Python文件遍历

时间:2013-06-19 06:19:11

标签: python filesystems file-traversal

我正在尝试创建一个函数,该函数接受一个根文件的名称,然后遍历该目录并返回一个这样的列表。

[["folder1",[
    ["subfolder1",[
        "file1",
        "file2"
    ]],
    ["subfolder2",[
        "file3",
        "file4"
    ]]
],"file5","file6"]

以下是我对该功能的尝试:

def traverse(rootdir):
    names = []
    for cdirname, dirnames, filenames in os.walk(rootdir):
        # record path to all subdirectories first.
        for subdirname in dirnames:
            names.append([subdirname,traverse(os.path.join(cdirname, subdirname))])

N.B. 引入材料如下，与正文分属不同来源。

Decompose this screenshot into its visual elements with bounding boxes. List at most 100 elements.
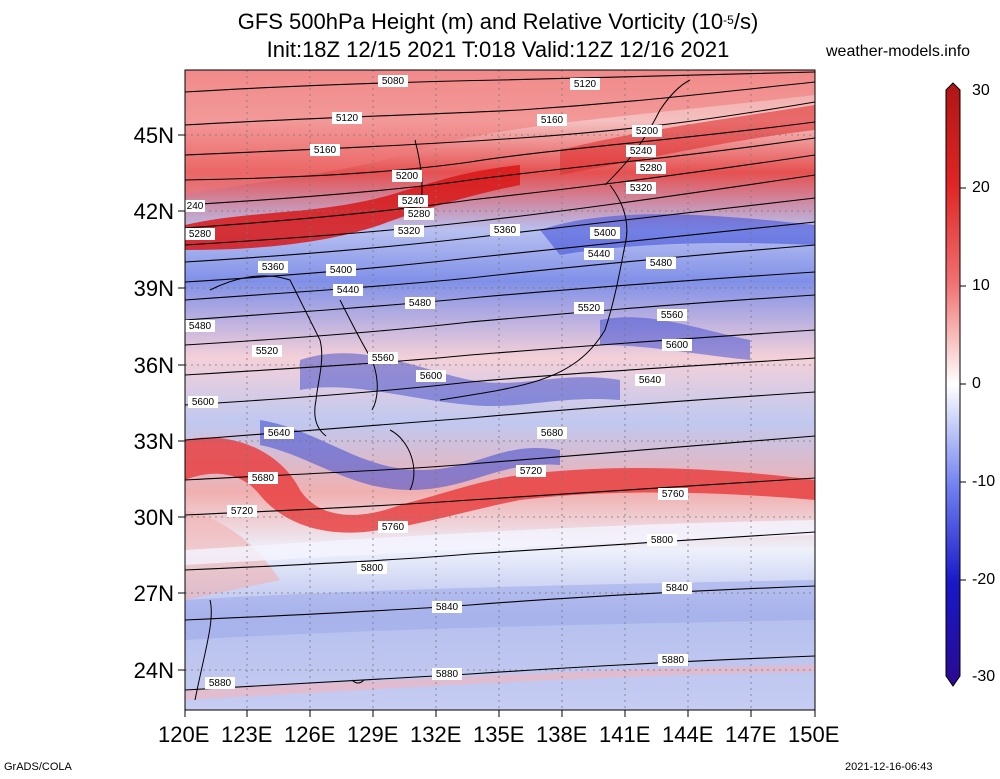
contour-label: 5440 [333,284,363,296]
contour-label: 5640 [264,427,294,439]
svg-text:5400: 5400 [594,228,617,239]
svg-text:240: 240 [187,201,204,212]
lat-label: 27N [133,581,174,606]
contour-label: 5240 [626,145,656,157]
contour-label: 5800 [357,562,387,574]
lat-label: 36N [133,353,174,378]
svg-text:5520: 5520 [578,303,601,314]
figure-subtitle: Init:18Z 12/15 2021 T:018 Valid:12Z 12/1… [266,37,730,62]
svg-text:5640: 5640 [639,375,662,386]
svg-text:5120: 5120 [574,79,597,90]
contour-label: 5680 [537,427,567,439]
svg-text:5800: 5800 [651,535,674,546]
contour-label: 5600 [188,396,218,408]
lat-label: 24N [133,658,174,683]
colorbar [945,82,966,687]
lat-label: 30N [133,505,174,530]
svg-text:5880: 5880 [662,655,685,666]
contour-label: 5840 [662,582,692,594]
lat-label: 42N [133,199,174,224]
svg-text:5320: 5320 [398,226,421,237]
contour-label: 5560 [368,352,398,364]
contour-label: 5680 [248,472,278,484]
contour-label: 240 [185,200,205,212]
svg-text:5360: 5360 [262,262,285,273]
contour-label: 5360 [258,261,288,273]
contour-label: 5600 [416,370,446,382]
contour-label: 5320 [394,225,424,237]
svg-text:5120: 5120 [336,113,359,124]
contour-label: 5440 [584,248,614,260]
contour-label: 5200 [392,170,422,182]
lon-label: 141E [599,722,651,747]
contour-label: 5560 [657,309,687,321]
svg-text:5200: 5200 [636,126,659,137]
contour-label: 5480 [185,320,215,332]
lon-label: 132E [410,722,462,747]
svg-text:5840: 5840 [666,583,689,594]
contour-label: 5400 [326,264,356,276]
svg-text:5640: 5640 [268,428,291,439]
svg-text:5160: 5160 [314,145,337,156]
lon-label: 126E [284,722,336,747]
contour-label: 5280 [404,208,434,220]
svg-text:5240: 5240 [630,146,653,157]
svg-text:5600: 5600 [420,371,443,382]
colorbar-label: 30 [972,82,990,99]
contour-label: 5760 [658,488,688,500]
contour-label: 5880 [658,654,688,666]
colorbar-label: 0 [972,375,981,392]
contour-labels: 5080 5120 5120 5160 5160 5200 5200 5240 … [185,75,692,689]
svg-text:5480: 5480 [189,321,212,332]
lon-label: 138E [536,722,588,747]
svg-text:5480: 5480 [650,258,673,269]
lon-label: 144E [662,722,714,747]
contour-label: 5520 [252,345,282,357]
svg-text:5880: 5880 [209,678,232,689]
svg-text:5280: 5280 [408,209,431,220]
colorbar-label: -30 [972,668,996,685]
map-frame [184,69,816,711]
contour-label: 5360 [490,224,520,236]
svg-text:5840: 5840 [436,602,459,613]
axis-ticks [178,134,816,717]
contour-label: 5200 [632,125,662,137]
contour-label: 5640 [635,374,665,386]
svg-text:5280: 5280 [640,163,663,174]
lon-label: 120E [158,722,210,747]
contour-label: 5720 [516,465,546,477]
svg-text:5280: 5280 [189,229,212,240]
svg-text:5440: 5440 [337,285,360,296]
contour-label: 5760 [378,521,408,533]
svg-text:5880: 5880 [436,669,459,680]
lon-label: 123E [221,722,273,747]
contour-label: 5280 [636,162,666,174]
svg-text:5520: 5520 [256,346,279,357]
svg-text:5720: 5720 [231,506,254,517]
contour-label: 5120 [332,112,362,124]
contour-label: 5120 [570,78,600,90]
colorbar-label: 10 [972,277,990,294]
footer-software: GrADS/COLA [4,761,72,773]
site-credit: weather-models.info [826,43,971,60]
svg-text:5760: 5760 [662,489,685,500]
svg-text:5240: 5240 [402,196,425,207]
svg-text:5440: 5440 [588,249,611,260]
lat-label: 39N [133,276,174,301]
contour-label: 5160 [310,144,340,156]
svg-text:5320: 5320 [630,183,653,194]
contour-label: 5800 [647,534,677,546]
contour-label: 5280 [185,228,215,240]
lat-label: 45N [133,123,174,148]
height-contours [185,71,815,691]
contour-label: 5880 [205,677,235,689]
svg-text:5680: 5680 [252,473,275,484]
colorbar-label: 20 [972,179,990,196]
svg-text:5720: 5720 [520,466,543,477]
svg-text:5600: 5600 [192,397,215,408]
svg-text:5760: 5760 [382,522,405,533]
contour-label: 5400 [590,227,620,239]
svg-text:5360: 5360 [494,225,517,236]
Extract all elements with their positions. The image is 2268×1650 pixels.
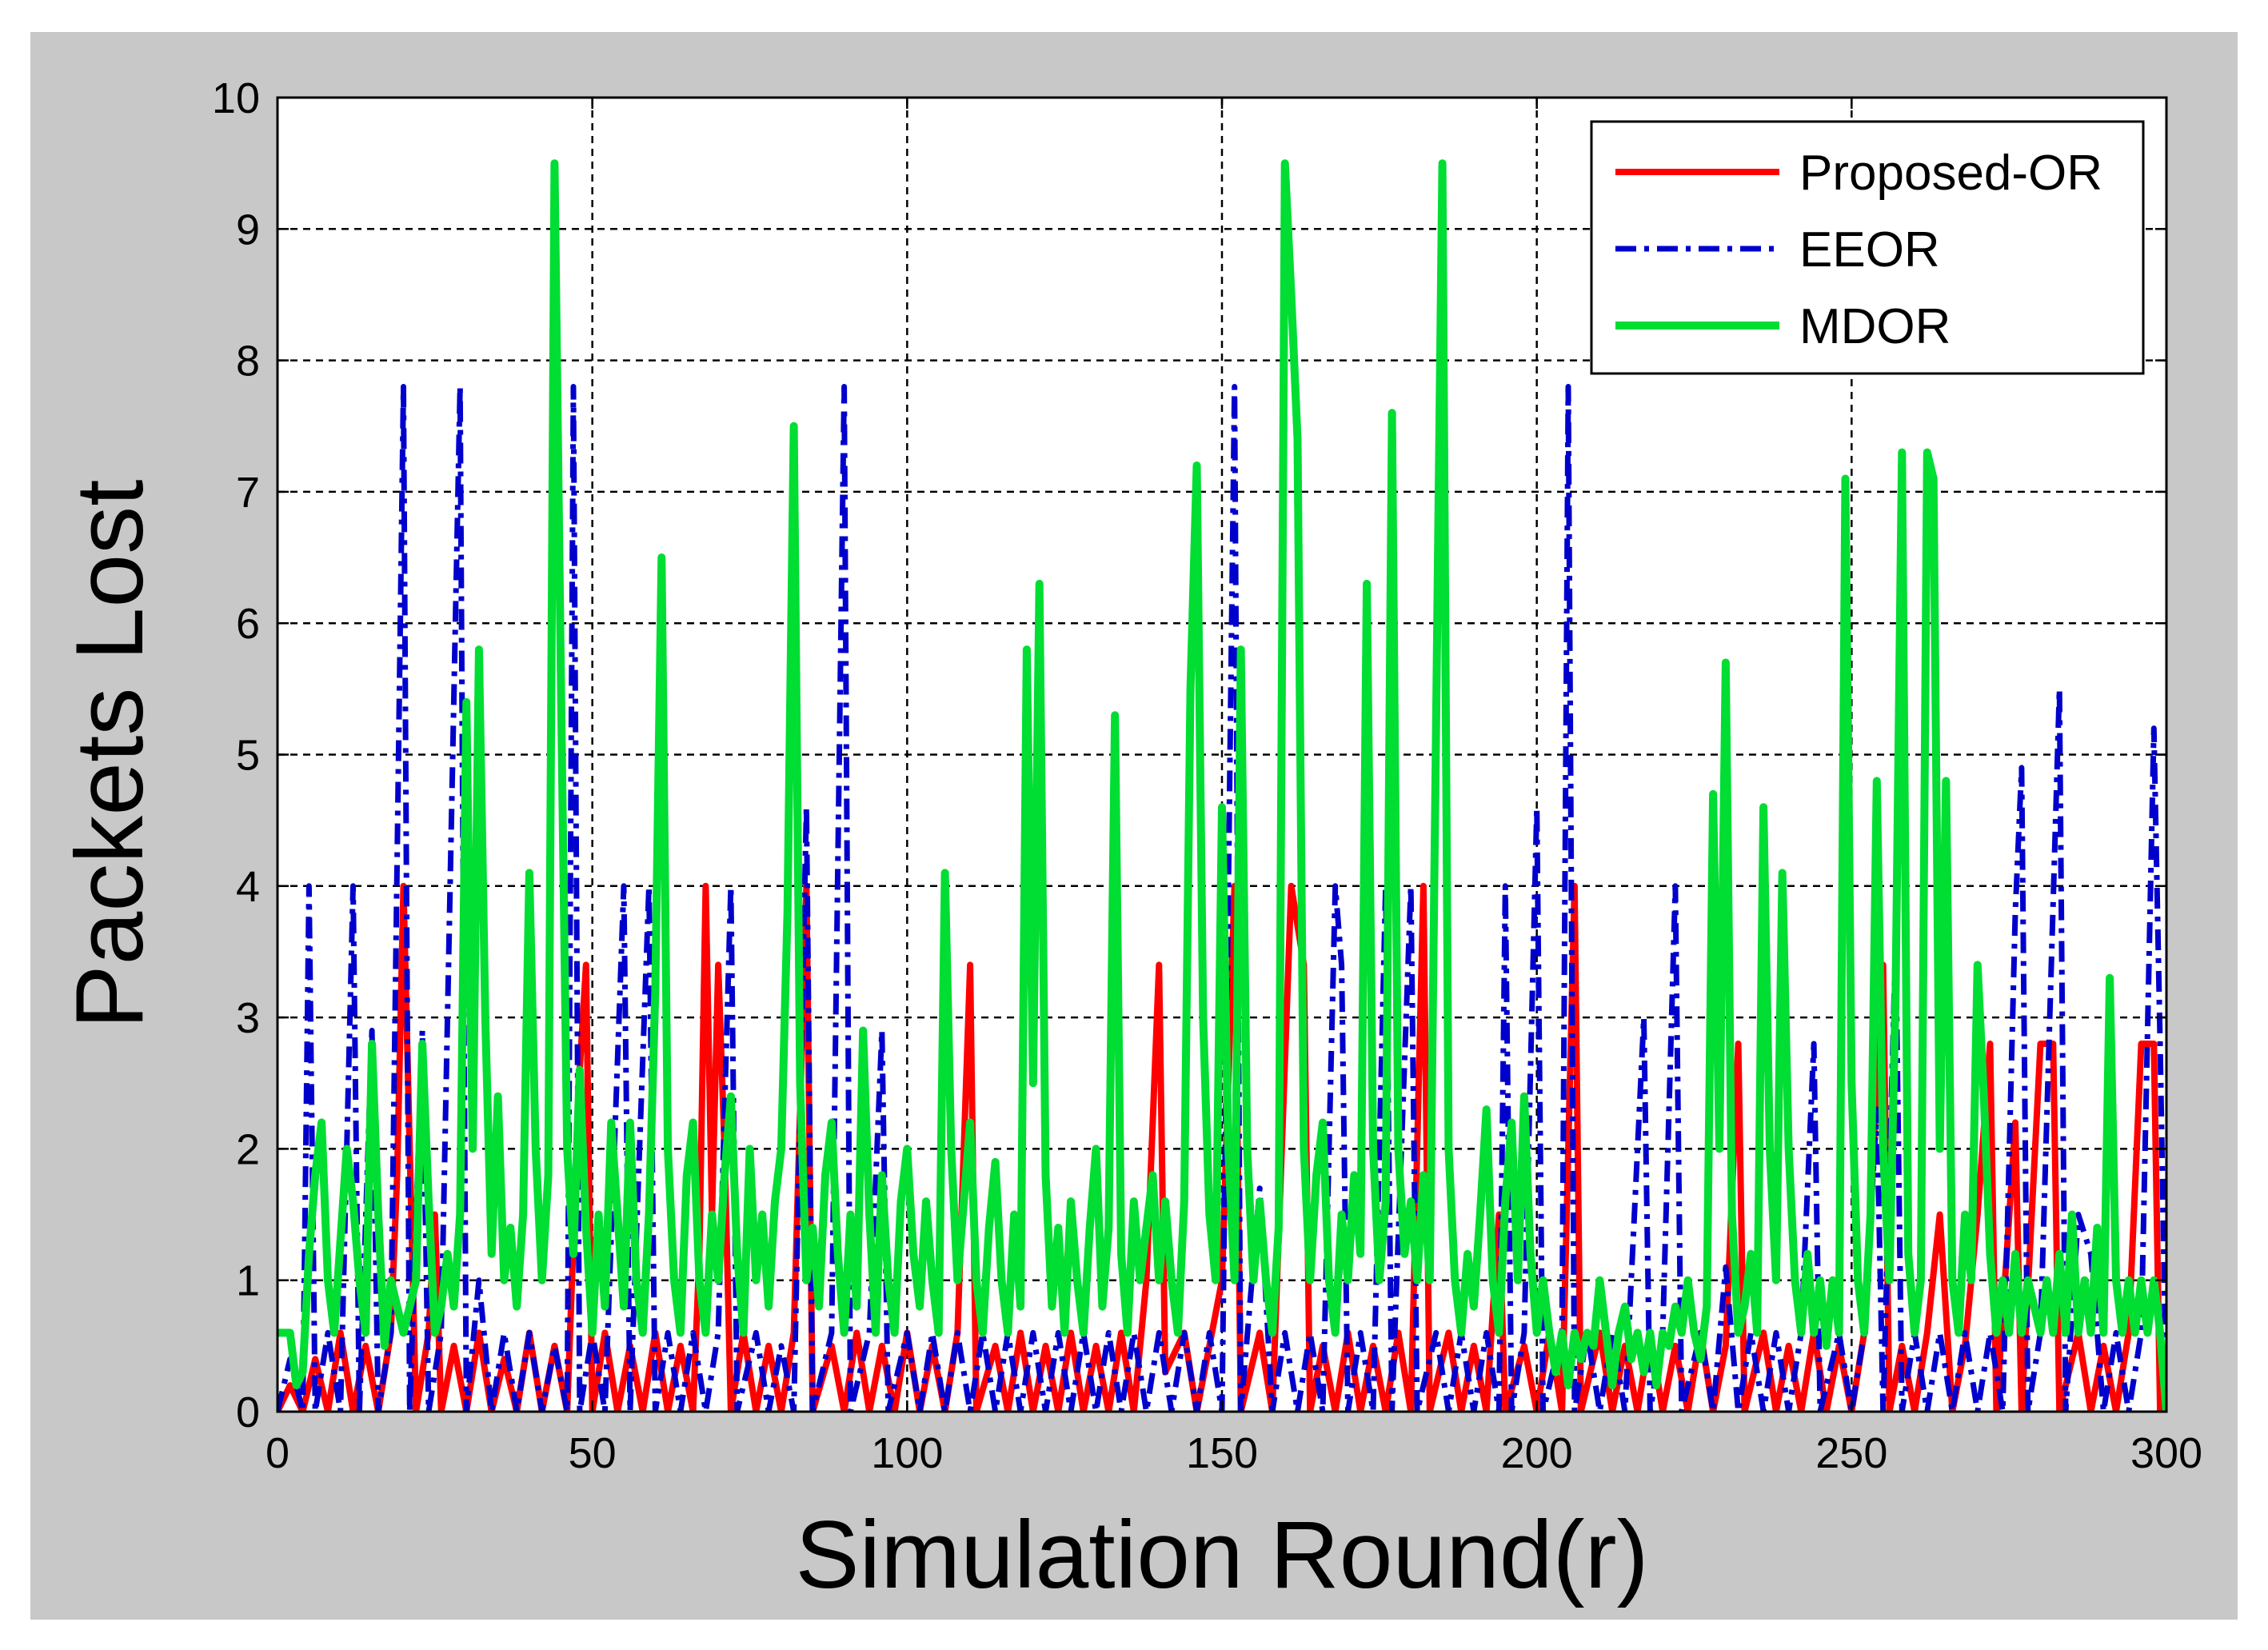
x-tick-label: 200 (1501, 1429, 1573, 1477)
y-tick-label: 2 (236, 1125, 260, 1173)
ticks (276, 96, 2168, 1413)
y-tick-label: 10 (212, 74, 260, 122)
y-tick-label: 1 (236, 1257, 260, 1305)
legend-label: Proposed-OR (1799, 146, 2102, 201)
y-tick-label: 5 (236, 732, 260, 780)
series-layer (278, 159, 2166, 1412)
y-tick-label: 4 (236, 863, 260, 911)
x-tick-label: 300 (2130, 1429, 2202, 1477)
x-tick-label: 150 (1186, 1429, 1258, 1477)
y-tick-label: 7 (236, 469, 260, 517)
legend-box (1590, 120, 2145, 375)
legend-label: MDOR (1799, 299, 1951, 354)
y-tick-labels: 0 1 2 3 4 5 6 7 8 9 10 (212, 74, 260, 1436)
x-tick-labels: 0 50 100 150 200 250 300 (266, 1429, 2202, 1477)
series-line-eeor (278, 384, 2166, 1412)
y-axis-title: Packets Lost (56, 479, 163, 1029)
x-tick-label: 250 (1815, 1429, 1887, 1477)
y-tick-label: 9 (236, 206, 260, 254)
y-tick-label: 6 (236, 600, 260, 648)
x-axis-title: Simulation Round(r) (795, 1501, 1648, 1608)
series-line-mdor (278, 159, 2166, 1412)
x-tick-label: 50 (569, 1429, 617, 1477)
y-tick-label: 0 (236, 1388, 260, 1436)
x-tick-label: 100 (871, 1429, 943, 1477)
legend: Proposed-OR EEOR MDOR (1590, 120, 2145, 375)
legend-label: EEOR (1799, 222, 1940, 278)
x-tick-label: 0 (266, 1429, 289, 1477)
y-tick-label: 3 (236, 994, 260, 1042)
y-tick-label: 8 (236, 338, 260, 386)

        # record path to all filenames.
        for filename in filenames:
            names.append(os.path.join(cdirname, filename))

    return names

我的问题是我总是最终得到与该函数一起记录的相同文件/文件夹的重复,并且我总是相对于“rootdir”显示路径,而不仅仅是相应文件/文件夹的名称。我怎么清除重复的?另外,我怎么能这样做,以便它不是记录的完整路径。

2 个答案:

答案 0 :(得分:1)

sorted用于将目录放在第一位。如果您不介意该订单,只需返回names

def traverse(rootdir):
    names = []
    dirs, files = [], []
    for filename in os.listdir(rootdir):
        filepath = os.path.join(rootdir, filename)
        if os.path.isdir(filepath):
            names.append([filename, traverse(filepath)])
        else:
            names.append(filename)
    return sorted(names, key=lambda x: (0, x[0]) if isinstance(x, list) else (1, x))

使用os.walk的另一个版本:

def traverse(rootdir):
    names = []
    dir_to_names = {rootdir: names}
    for cdirname, dirnames, filenames in os.walk(rootdir):
        subnames = dir_to_names[cdirname]
        for subdirname in sorted(dirnames):
            subnames2 = dir_to_names[os.path.join(cdirname, subdirname)] = []
            subnames.append([subdirname, subnames2])
        for filename in sorted(filenames):
            subnames.append(filename)
    return names

答案 1 :(得分:0)

您可以使用os.walk()获取所有子目录和子文件。它返回一个包含“三元组”的列表('current path',[subdirs],[subfiles])。但这对我的需求不起作用,所以我编写了以下脚本。希望这会有所帮助。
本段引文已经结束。